Wow, I learn a bunch of really cool stuff on this forum! I wonder why that is. I understand that whole rub a balloon thing (so that it has a charge). Somehow this aligns/polarizes the metal. Very cool!

Jerome Hanby
06-23-2011, 11:31 AM
If the piece is aligned with the earth magnetic poles and something gets the atoms excited enough so they start moving around vigrously then the force exerted by Earth's magnetic field will tend to align the atoms. If this happens frequently but the orientation of the piece is different every time, then the effects tend to cancel out. But if you are always aligned the same, then eventually you magnetize the material enough to notice.

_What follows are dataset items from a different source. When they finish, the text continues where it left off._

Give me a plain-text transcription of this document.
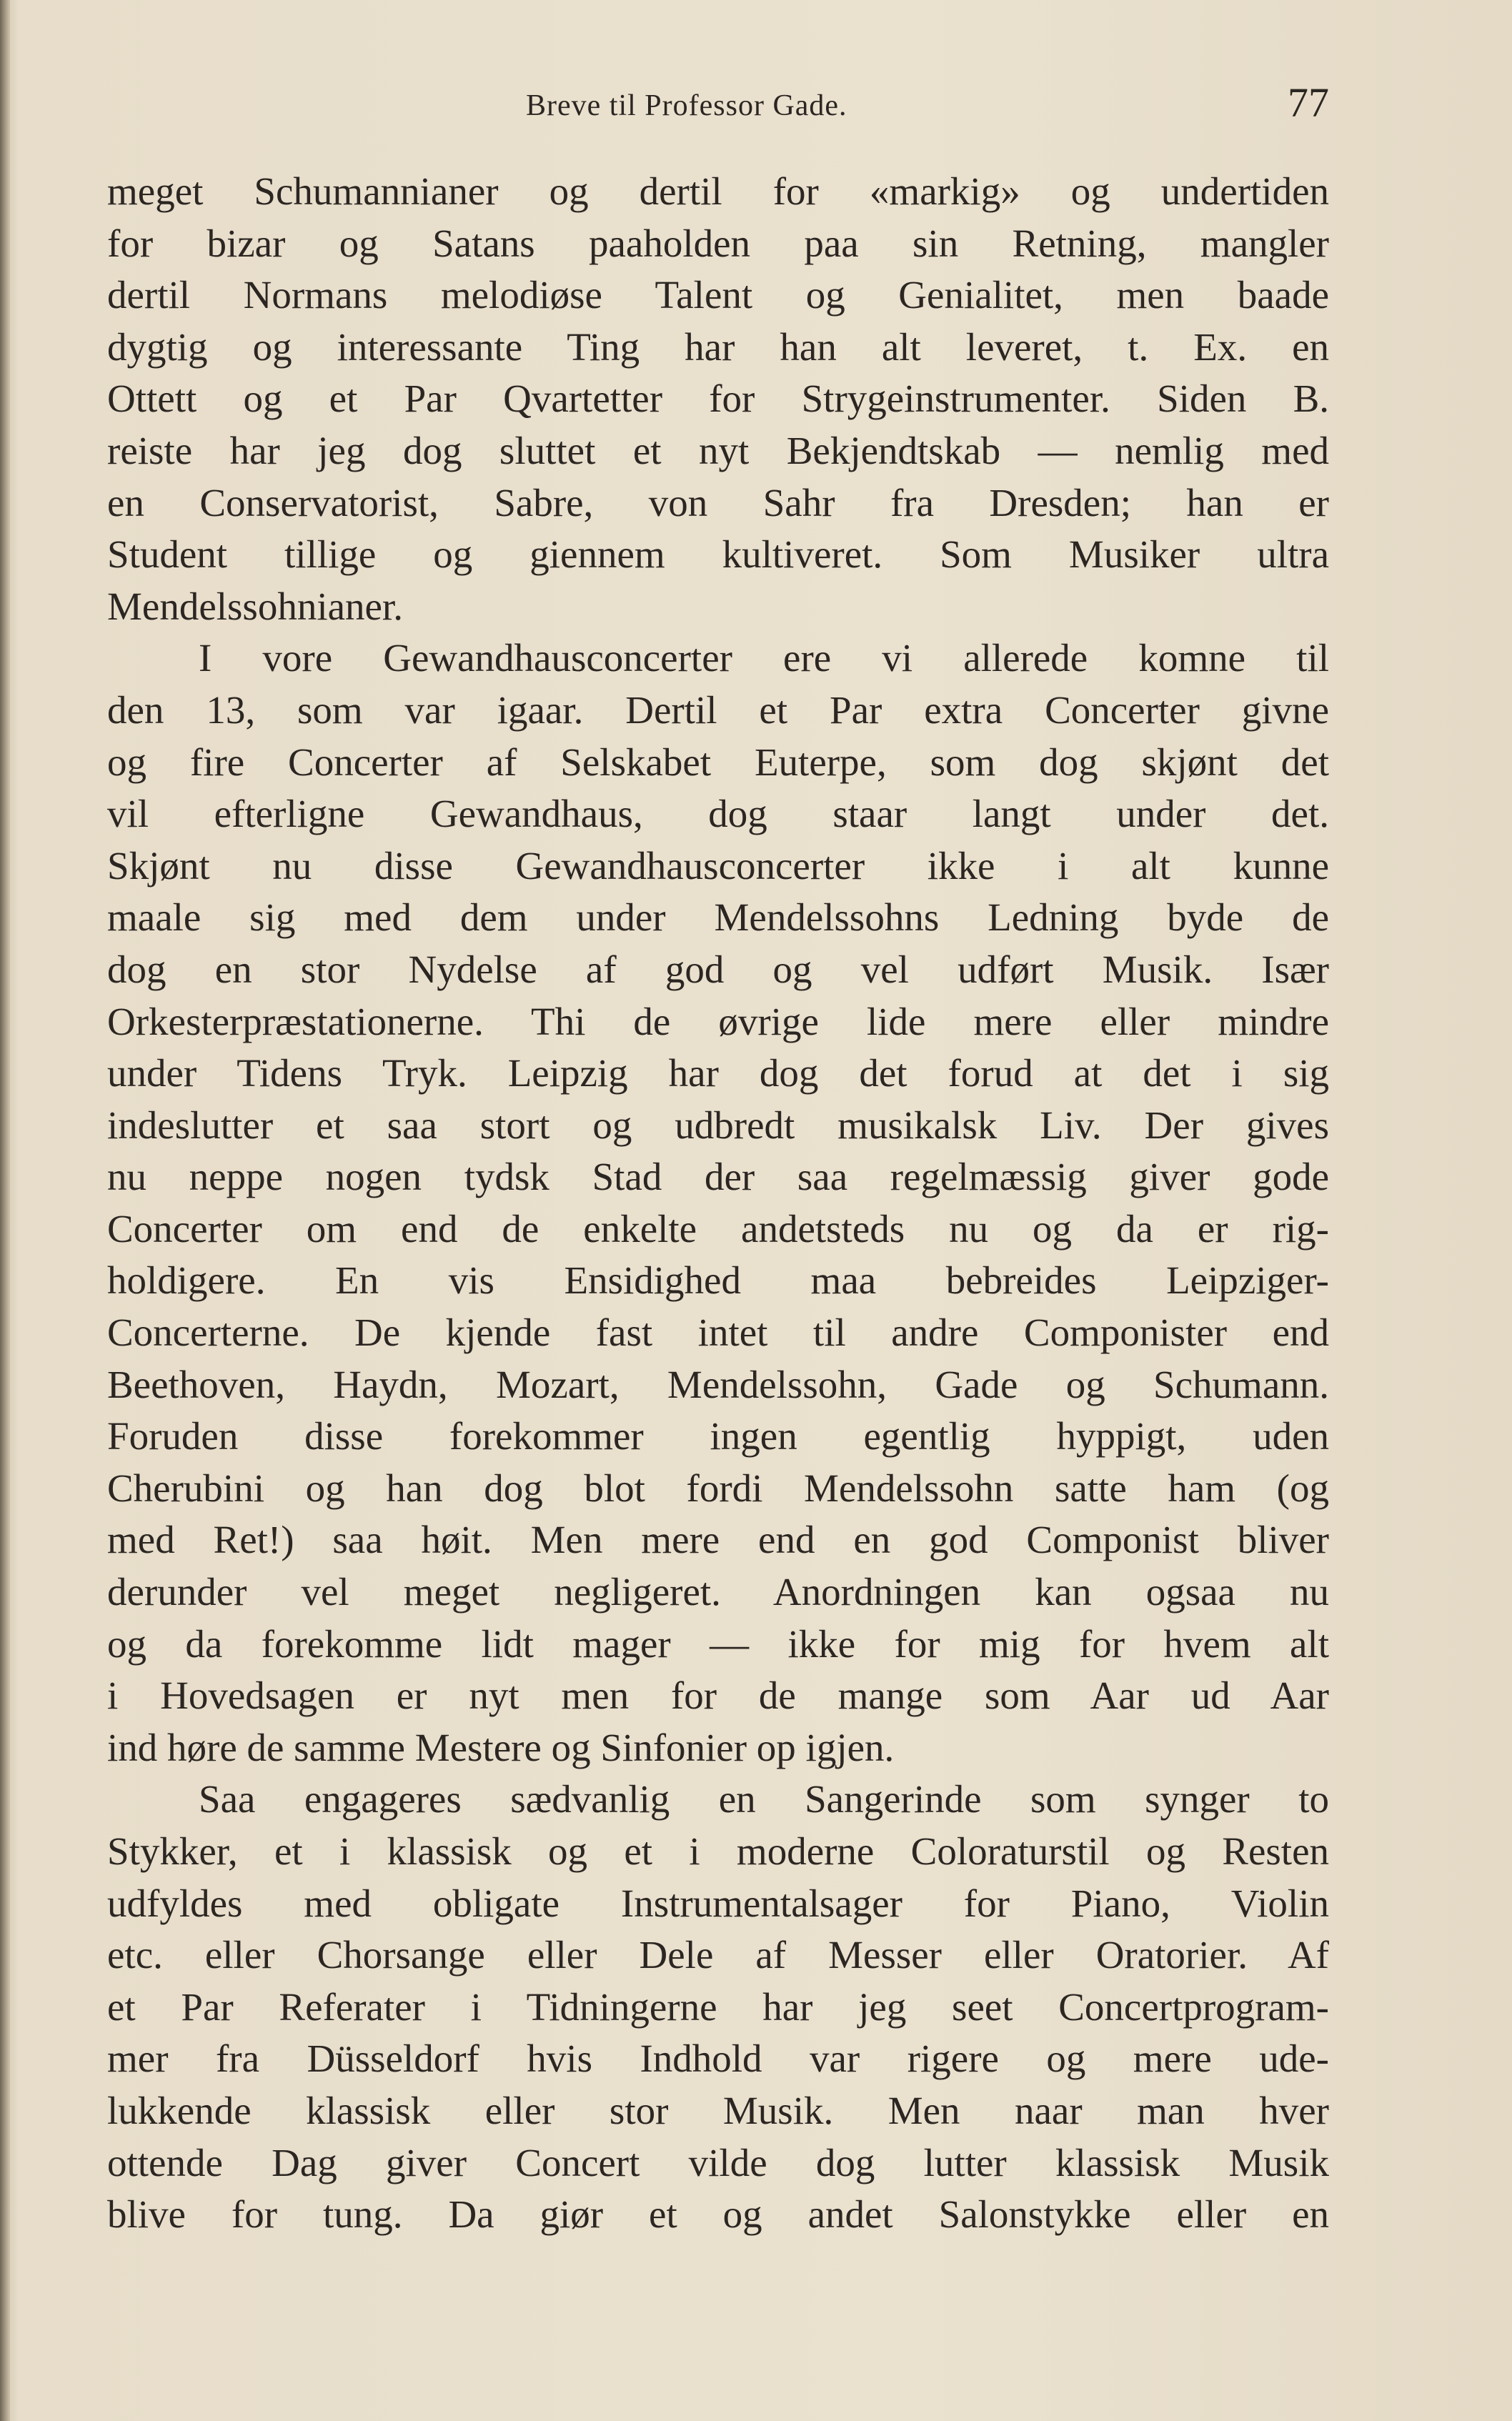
Breve til Professor Gade.	77
meget Schumannianer og dertil for «markig» og undertiden
for bizar og Satans paaholden paa sin Retning, mangler
dertil Normans melodiøse Talent og Genialitet, men baade
dygtig og interessante Ting har han alt leveret, t. Ex. en
Ottett og et Par Qvartetter for Strygeinstrumenter. Siden B.
reiste har jeg dog sluttet et nyt Bekjendtskab — nemlig med
en Conservatorist, Sabre, von Sahr fra Dresden; han er
Student tillige og giennem kultiveret. Som Musiker ultra
Mendelssohnianer.
I vore Gewandhausconcerter ere vi allerede komne til
den 13, som var igaar. Dertil et Par extra Concerter givne
og fire Concerter af Selskabet Euterpe, som dog skjønt det
vil efterligne Gewandhaus, dog staar langt under det.
Skjønt nu disse Gewandhausconcerter ikke i alt kunne
maale sig med dem under Mendelssohns Ledning byde de
dog en stor Nydelse af god og vel udført Musik. Især
Orkesterpræstationerne. Thi de øvrige lide mere eller mindre
under Tidens Tryk. Leipzig har dog det forud at det i sig
indeslutter et saa stort og udbredt musikalsk Liv. Der gives
nu neppe nogen tydsk Stad der saa regelmæssig giver gode
Concerter om end de enkelte andetsteds nu og da er rig-
holdigere. En vis Ensidighed maa bebreides Leipziger-
Concerterne. De kjende fast intet til andre Componister end
Beethoven, Haydn, Mozart, Mendelssohn, Gade og Schumann.
Foruden disse forekommer ingen egentlig hyppigt, uden
Cherubini og han dog blot fordi Mendelssohn satte ham (og
med Ret!) saa høit. Men mere end en god Componist bliver
derunder vel meget negligeret. Anordningen kan ogsaa nu
og da forekomme lidt mager — ikke for mig for hvem alt
i Hovedsagen er nyt men for de mange som Aar ud Aar
ind høre de samme Mestere og Sinfonier op igjen.
Saa engageres sædvanlig en Sangerinde som synger to
Stykker, et i klassisk og et i moderne Coloraturstil og Resten
udfyldes med obligate Instrumentalsager for Piano, Violin
etc. eller Chorsange eller Dele af Messer eller Oratorier. Af
et Par Referater i Tidningerne har jeg seet Concertprogram-
mer fra Düsseldorf hvis Indhold var rigere og mere ude-
lukkende klassisk eller stor Musik. Men naar man hver
ottende Dag giver Concert vilde dog lutter klassisk Musik
blive for tung. Da giør et og andet Salonstykke eller en
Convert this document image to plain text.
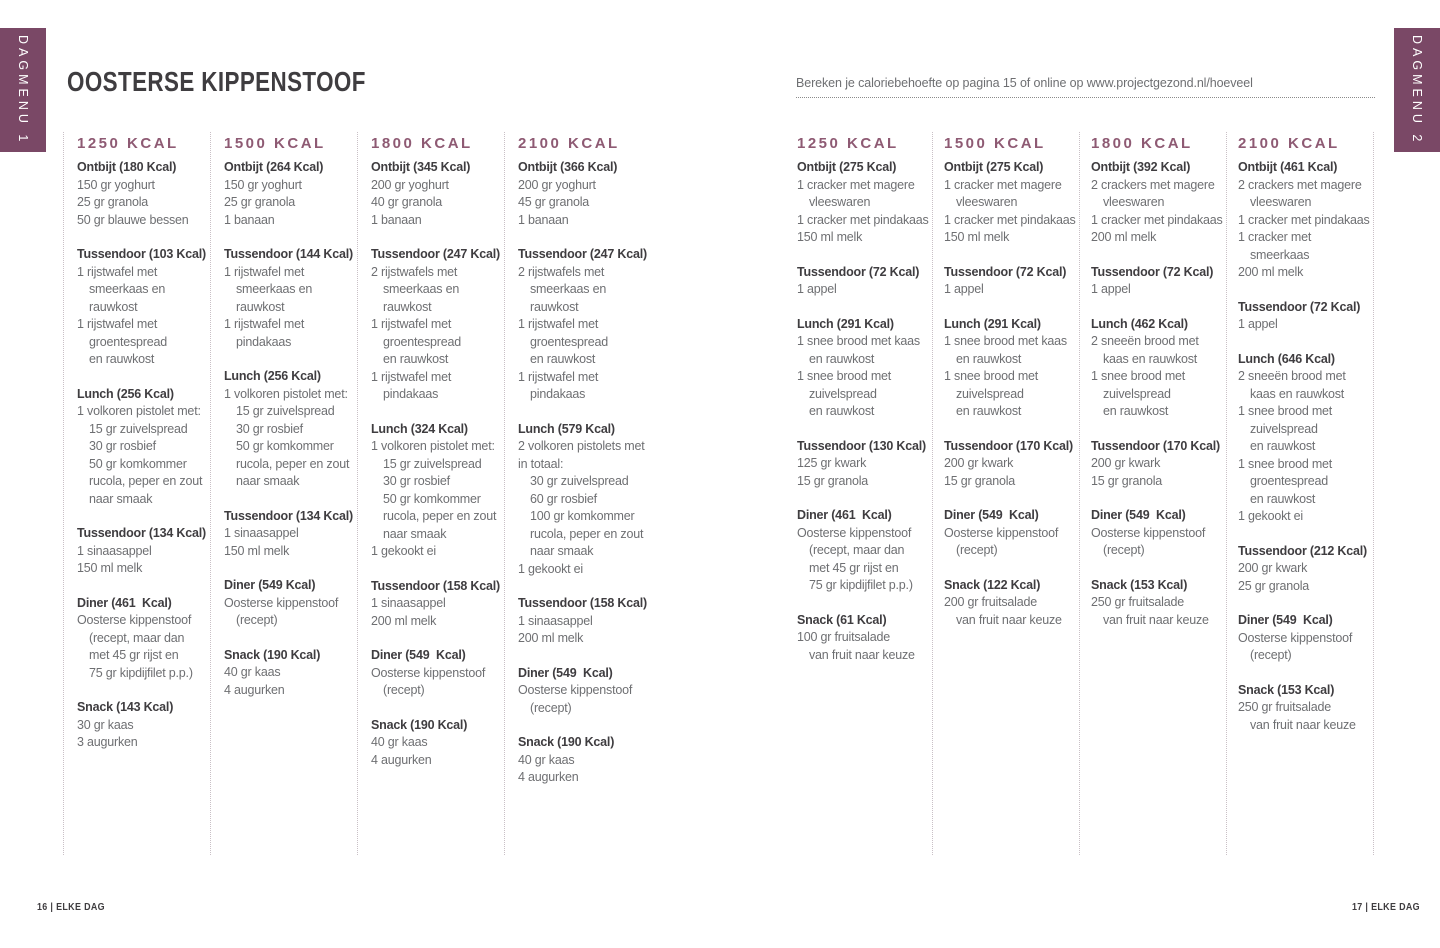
DAGMENU 1 OOSTERSE KIPPENSTOOF	Bereken je caloriebehoefte op pagina 15 of online op www.projectgezond.nl/hoeveel
1250 KCAL
Ontbijt (180 Kcal)
150 gr yoghurt
25 gr granola
50 gr blauwe bessen
Tussendoor (103 Kcal)
1 rijstwafel met
smeerkaas en
rauwkost
1 rijstwafel met
groentespread
en rauwkost
Lunch (256 Kcal)
1 volkoren pistolet met:
15 gr zuivelspread
30 gr rosbief
50 gr komkommer
rucola, peper en zout
naar smaak
Tussendoor (134 Kcal)
1 sinaasappel
150 ml melk
Diner (461  Kcal)
Oosterse kippenstoof
(recept, maar dan
met 45 gr rijst en
75 gr kipdijfilet p.p.)
Snack (143 Kcal)
30 gr kaas
3 augurken
1500 KCAL
Ontbijt (264 Kcal)
150 gr yoghurt
25 gr granola
1 banaan
Tussendoor (144 Kcal)
1 rijstwafel met
smeerkaas en
rauwkost
1 rijstwafel met
pindakaas
Lunch (256 Kcal)
1 volkoren pistolet met:
15 gr zuivelspread
30 gr rosbief
50 gr komkommer
rucola, peper en zout
naar smaak
Tussendoor (134 Kcal)
1 sinaasappel
150 ml melk
Diner (549 Kcal)
Oosterse kippenstoof
(recept)
Snack (190 Kcal)
40 gr kaas
4 augurken
1800 KCAL
Ontbijt (345 Kcal)
200 gr yoghurt
40 gr granola
1 banaan
Tussendoor (247 Kcal)
2 rijstwafels met
smeerkaas en
rauwkost
1 rijstwafel met
groentespread
en rauwkost
1 rijstwafel met
pindakaas
Lunch (324 Kcal)
1 volkoren pistolet met:
15 gr zuivelspread
30 gr rosbief
50 gr komkommer
rucola, peper en zout
naar smaak
1 gekookt ei
Tussendoor (158 Kcal)
1 sinaasappel
200 ml melk
Diner (549  Kcal)
Oosterse kippenstoof
(recept)
Snack (190 Kcal)
40 gr kaas
4 augurken
2100 KCAL
Ontbijt (366 Kcal)
200 gr yoghurt
45 gr granola
1 banaan
Tussendoor (247 Kcal)
2 rijstwafels met
smeerkaas en
rauwkost
1 rijstwafel met
groentespread
en rauwkost
1 rijstwafel met
pindakaas
Lunch (579 Kcal)
2 volkoren pistolets met
in totaal:
30 gr zuivelspread
60 gr rosbief
100 gr komkommer
rucola, peper en zout
naar smaak
1 gekookt ei
Tussendoor (158 Kcal)
1 sinaasappel
200 ml melk
Diner (549  Kcal)
Oosterse kippenstoof
(recept)
Snack (190 Kcal)
40 gr kaas
4 augurken
1250 KCAL
Ontbijt (275 Kcal)
1 cracker met magere
vleeswaren
1 cracker met pindakaas
150 ml melk
Tussendoor (72 Kcal)
1 appel
Lunch (291 Kcal)
1 snee brood met kaas
en rauwkost
1 snee brood met
zuivelspread
en rauwkost
Tussendoor (130 Kcal)
125 gr kwark
15 gr granola
Diner (461  Kcal)
Oosterse kippenstoof
(recept, maar dan
met 45 gr rijst en
75 gr kipdijfilet p.p.)
Snack (61 Kcal)
100 gr fruitsalade
van fruit naar keuze
1500 KCAL
Ontbijt (275 Kcal)
1 cracker met magere
vleeswaren
1 cracker met pindakaas
150 ml melk
Tussendoor (72 Kcal)
1 appel
Lunch (291 Kcal)
1 snee brood met kaas
en rauwkost
1 snee brood met
zuivelspread
en rauwkost
Tussendoor (170 Kcal)
200 gr kwark
15 gr granola
Diner (549  Kcal)
Oosterse kippenstoof
(recept)
Snack (122 Kcal)
200 gr fruitsalade
van fruit naar keuze
1800 KCAL
Ontbijt (392 Kcal)
2 crackers met magere
vleeswaren
1 cracker met pindakaas
200 ml melk
Tussendoor (72 Kcal)
1 appel
Lunch (462 Kcal)
2 sneeën brood met
kaas en rauwkost
1 snee brood met
zuivelspread
en rauwkost
Tussendoor (170 Kcal)
200 gr kwark
15 gr granola
Diner (549  Kcal)
Oosterse kippenstoof
(recept)
Snack (153 Kcal)
250 gr fruitsalade
van fruit naar keuze
2100 KCAL
Ontbijt (461 Kcal)
2 crackers met magere
vleeswaren
1 cracker met pindakaas
1 cracker met
smeerkaas
200 ml melk
Tussendoor (72 Kcal)
1 appel
Lunch (646 Kcal)
2 sneeën brood met
kaas en rauwkost
1 snee brood met
zuivelspread
en rauwkost
1 snee brood met
groentespread
en rauwkost
1 gekookt ei
Tussendoor (212 Kcal)
200 gr kwark
25 gr granola
Diner (549  Kcal)
Oosterse kippenstoof
(recept)
Snack (153 Kcal)
250 gr fruitsalade
van fruit naar keuze
16 | ELKE DAG	17 | ELKE DAG
DAGMENU 2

Wow, I learn a bunch of really cool stuff on this forum! I wonder why that is. I understand that whole rub a balloon thing (so that it has a charge). Somehow this aligns/polarizes the metal. Very cool!

Andrew Pitonyak
06-23-2011, 3:57 PM
But if you are always aligned the same, then eventually you magnetize the material enough to notice.
As you would while sharpening saws at the same place (as in I always setup the saw vice here at my bench) at the same angle....

Jim Koepke
06-23-2011, 4:45 PM
I keep a cheap paint brush at the bench to knock the filings off the saw plate.

The file is usually just rapped on a block of wood to knock off the filings.

I do use a magnet wrapped in paper to remove filings from the bench. Then it is easy to just remove the paper to drop the filings into the trash.

jtk

Bill Houghton
06-23-2011, 5:18 PM
Well, you can lightly magnetize a piece of soft iron by aligning it with magnetic north and striking it with a hammer. I guess anything that introduces vibration in a ferrous metal could cause the same result. You could spin yourself 180 degrees from how you usually setup when you use the tool and that should start to reverse the dipole orientation, thus demagnetizing it (and eventually magnetizing it again with the opposite polarity)...

I'm picturing Marv W crouched on his sawfiling bench like Tarzan of the Apes, filing his saws to keep the files from getting magnetized.

Mark Baldwin III
06-23-2011, 6:59 PM
My saw vise is orientated directly north/south. Hmmmm.

Jeff Wittrock
06-23-2011, 9:41 PM
If you don't have a demagnetizer, sometimes you can do a fair job with another magnet.
Bring the tool close to a magnet, then continuously rotate the tool while slowly pulling the tool away from the magnet.

Tom Stenzel
06-24-2011, 5:55 AM
If you don't have a demagnetizer, sometimes you can do a fair job with another magnet.
Bring the tool close to a magnet, then continuously rotate the tool while slowly pulling the tool away from the magnet.

A short time back my daughter found that she could get really cool colors on a CRT television by rubbing a magnet on the screen. You can imagine how it looked when she was done! The built in degaussing coil wasn't up to straightening out the mess.

Television degaussing coils just aren't found anymore. I ended up using a circular magnet from a speaker, tied to string and spun by a cordless drill. Bringing the spinning magnet close to the screen, moving it over the entire area and pulling it slowly away demagnetized the screen. The magnet didn't have to spin very fast, about 100-120 RPM or so. YMMV.

Hope this helps.

Tom Stenzel

Mark Dorman
06-24-2011, 6:58 AM
If the piece is aligned with the earth magnetic poles and something gets the atoms excited enough so they start moving around vigrously then the force exerted by Earth's magnetic field will tend to align the atoms. If this happens frequently but the orientation of the piece is different every time, then the effects tend to cancel out. But if you are always aligned the same, then eventually you magnetize the material enough to notice.

So then; is this one of the pros for filling a saw from both sides rather than from the same side.